Michael Tilson Thomas, Music Director of the San Francisco Symphony, composed his Street Song in 1988 for the Empire Brass and rescored the piece for the London Symphony Brass section in 1996--the version heard in this recording. Thomas leads the Bay Brass and proves that he is not just an excellent conductor, but also an accomplished composer. The piece has slight echoes of Copland and Bernstein with its jazzy syncopation, suspending harmonies, and sometimes simple, folk-like character; but it's a truly original work that has a firm place in the repertoire. There are several excellent recordings of the original scoring--Empire Brass (Telarc 80159) and Center City Brass Quintet (D'Note 1030: Mar/Apr 1999)--but this is the first appearance of Street Song for large brass ensemble.

Morten Lauridsen's choral setting of 0 Magnum Mysterium was written in 1994 and celebrates the birth of Christ and the veneration of the Virgin Mary--Lauridsen later re-scored the piece for the Bay Brass in 2001. The brass plays with such sensitivity, warmth, and choral sound that the new arrangement makes it every bit an equal to the original composition. The majestic climax at 3:57 is one of the most beautiful moments on the entire recording. Lauridsen's brief Fanfare for Brass Sextet is also dedicated to the Bay Brass and has a jazzy flair.

Bruce Broughton is an Emmy Award winning TV and film composer. His Fanfares, Marches, Hymns & Finale is a four-movement symphony commissioned by The Bay Brass in 2002. Each movement takes its style from the title of the piece and is filled with syncopated rhythms, chromatic runs, bombastic percussion, and blazing brass.

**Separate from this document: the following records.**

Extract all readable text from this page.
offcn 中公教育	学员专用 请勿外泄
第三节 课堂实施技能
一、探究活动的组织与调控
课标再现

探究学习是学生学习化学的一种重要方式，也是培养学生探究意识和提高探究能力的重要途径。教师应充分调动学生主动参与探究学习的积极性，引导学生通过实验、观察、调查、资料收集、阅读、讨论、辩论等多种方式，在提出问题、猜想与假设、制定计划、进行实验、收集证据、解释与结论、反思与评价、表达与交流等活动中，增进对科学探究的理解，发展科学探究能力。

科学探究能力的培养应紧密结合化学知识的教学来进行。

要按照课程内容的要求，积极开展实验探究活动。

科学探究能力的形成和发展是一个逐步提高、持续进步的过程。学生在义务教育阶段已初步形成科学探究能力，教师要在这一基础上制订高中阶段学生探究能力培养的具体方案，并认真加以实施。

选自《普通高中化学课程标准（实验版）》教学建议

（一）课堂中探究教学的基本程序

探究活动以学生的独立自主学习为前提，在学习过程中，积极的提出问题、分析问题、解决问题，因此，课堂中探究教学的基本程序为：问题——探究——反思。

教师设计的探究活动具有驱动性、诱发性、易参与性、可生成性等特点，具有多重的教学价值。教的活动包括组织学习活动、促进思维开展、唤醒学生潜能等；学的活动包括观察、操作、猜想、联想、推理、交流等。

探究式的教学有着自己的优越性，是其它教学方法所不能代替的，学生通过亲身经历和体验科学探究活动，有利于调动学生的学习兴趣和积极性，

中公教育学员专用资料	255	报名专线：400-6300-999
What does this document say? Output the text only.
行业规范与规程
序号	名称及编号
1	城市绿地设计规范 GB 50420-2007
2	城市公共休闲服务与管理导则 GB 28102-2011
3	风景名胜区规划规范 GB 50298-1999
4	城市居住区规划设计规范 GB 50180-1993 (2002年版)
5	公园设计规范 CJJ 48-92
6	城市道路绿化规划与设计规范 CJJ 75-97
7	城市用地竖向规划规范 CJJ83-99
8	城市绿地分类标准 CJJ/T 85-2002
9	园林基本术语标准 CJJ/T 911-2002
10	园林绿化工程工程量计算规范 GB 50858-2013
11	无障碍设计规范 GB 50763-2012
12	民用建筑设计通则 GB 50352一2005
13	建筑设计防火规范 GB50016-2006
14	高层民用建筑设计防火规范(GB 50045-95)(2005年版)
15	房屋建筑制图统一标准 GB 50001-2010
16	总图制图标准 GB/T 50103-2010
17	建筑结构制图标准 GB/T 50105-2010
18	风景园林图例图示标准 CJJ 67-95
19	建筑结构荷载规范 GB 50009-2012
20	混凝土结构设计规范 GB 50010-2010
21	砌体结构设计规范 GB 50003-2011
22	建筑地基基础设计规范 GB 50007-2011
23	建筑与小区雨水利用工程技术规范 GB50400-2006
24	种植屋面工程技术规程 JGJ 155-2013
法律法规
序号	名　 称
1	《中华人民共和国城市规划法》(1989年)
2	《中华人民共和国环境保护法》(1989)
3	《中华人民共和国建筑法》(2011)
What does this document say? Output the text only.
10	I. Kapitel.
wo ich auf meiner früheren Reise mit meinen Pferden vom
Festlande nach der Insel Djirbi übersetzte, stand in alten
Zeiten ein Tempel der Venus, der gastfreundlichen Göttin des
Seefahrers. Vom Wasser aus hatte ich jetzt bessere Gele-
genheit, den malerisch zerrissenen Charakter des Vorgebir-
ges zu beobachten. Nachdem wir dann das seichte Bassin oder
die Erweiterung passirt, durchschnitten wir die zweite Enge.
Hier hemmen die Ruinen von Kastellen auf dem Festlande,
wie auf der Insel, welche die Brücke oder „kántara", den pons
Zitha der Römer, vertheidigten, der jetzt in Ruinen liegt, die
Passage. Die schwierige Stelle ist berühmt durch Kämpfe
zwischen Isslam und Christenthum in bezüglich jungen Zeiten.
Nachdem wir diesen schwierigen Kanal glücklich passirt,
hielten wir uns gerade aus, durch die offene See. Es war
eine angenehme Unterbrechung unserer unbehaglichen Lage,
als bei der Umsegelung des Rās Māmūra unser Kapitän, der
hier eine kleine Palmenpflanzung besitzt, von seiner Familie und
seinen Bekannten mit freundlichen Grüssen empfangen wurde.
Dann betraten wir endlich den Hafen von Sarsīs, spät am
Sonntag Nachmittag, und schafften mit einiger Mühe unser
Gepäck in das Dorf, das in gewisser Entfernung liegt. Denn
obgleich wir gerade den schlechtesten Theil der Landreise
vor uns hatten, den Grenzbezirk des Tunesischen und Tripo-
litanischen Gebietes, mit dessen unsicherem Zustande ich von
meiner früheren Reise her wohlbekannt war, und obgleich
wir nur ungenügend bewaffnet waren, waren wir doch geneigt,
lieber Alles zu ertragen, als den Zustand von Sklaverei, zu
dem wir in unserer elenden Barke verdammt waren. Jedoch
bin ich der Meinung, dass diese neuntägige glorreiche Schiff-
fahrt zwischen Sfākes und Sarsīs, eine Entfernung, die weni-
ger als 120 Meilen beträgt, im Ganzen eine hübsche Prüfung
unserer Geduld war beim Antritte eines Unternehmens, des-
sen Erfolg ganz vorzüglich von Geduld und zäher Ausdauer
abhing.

Kevin Puts served as the Young American Composer-in-Residence with the California Symphony from 1996 to 1999. His Elegy was written for the Bay Brass in 2009 and is based on an earlier work for string quartet. Much like the Lauridsen, Puts's setting is introspective and explores the color of the brass section more fully--engaging a full spectrum of instruments from tuba to piccolo trumpet. A gentle ostinato pulse is always felt underneath the rich melodic lines. Scott Hiltzik's energetic Spirals brings the album to a close by combining syncopated rhythms and mixed meters with a series of boisterous handclaps.

The real strengths of this album lie in the accomplished playing of the Bay Brass and the excellent compositions chosen. Their first recording was a definite home run and this one is a grand slam!